Suzanne Callander provides an insight into a quick and simple test that can help reduce healthcare-associated infection rates by ensuring that cleaning protocols are adhered to.
Cleaning is a fundamental principle of infection prevention and control in the healthcare environment. Maintaining a clean environment can help to ensure patient safety as well as making financial sense for hospitals. Healthcare-associated infections (HCAIs) can develop either as a direct result of a healthcare intervention, such as medical or surgical treatment, or from simply being in contact with a healthcare setting.
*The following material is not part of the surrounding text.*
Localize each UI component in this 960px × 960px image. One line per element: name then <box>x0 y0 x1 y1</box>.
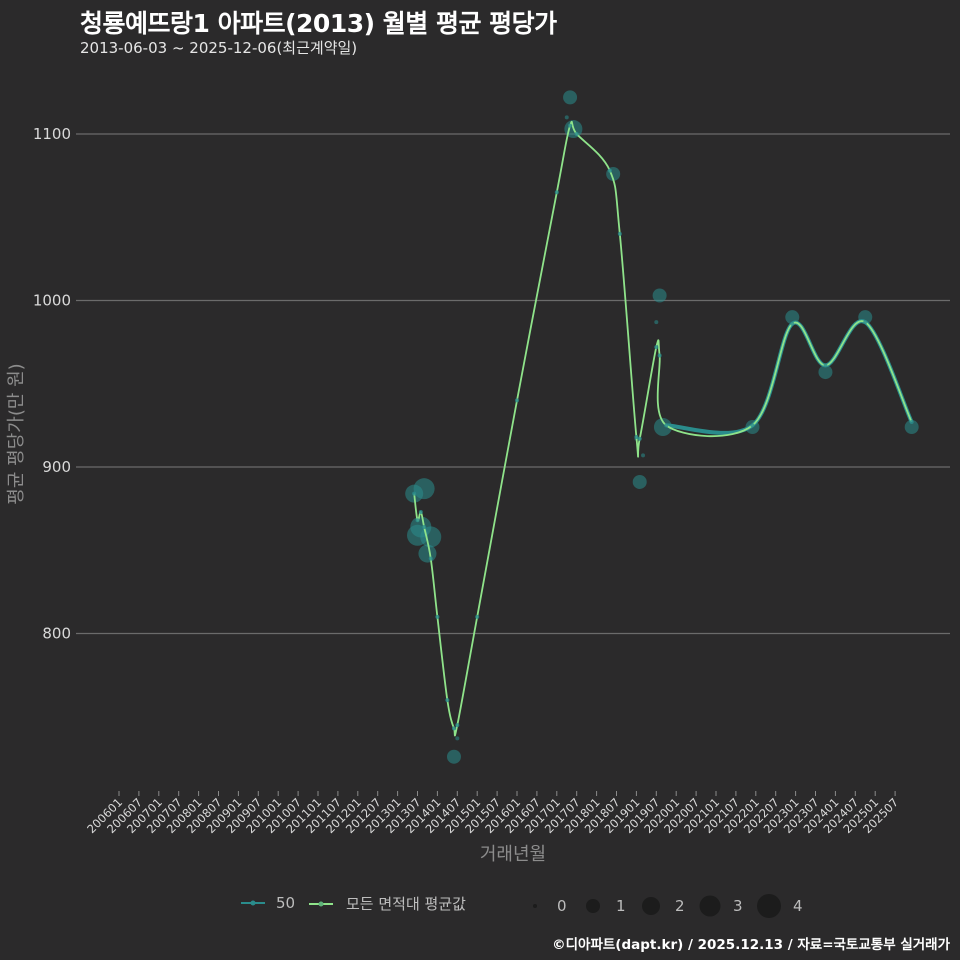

HCAIs pose a serious risk to patients, staff and visitors, and can also result in significant avoidable costs for the NHS. Treating a single HCAI can cost the NHS anywhere between £4,000 and £10,000.
Ensuring that cleaning and decontamination protocols are adhered to can, therefore, increase patient safety and offer cost-savings for the NHS. Despite this fact being well documented, cleaning is often still treated as a burdensome and costly task and the measurement of decontamination and cleaning effectiveness is still not a mandatory NHS requirement.
The National Institute of Health Research (NIHR) has recognised the fact that the NHS continues to place reliance on visual assessment of surface cleanness, despite this being a subjective method and it has stated that ‘reliance on observational evidence of cleaning efficacy may be of questionable validity’.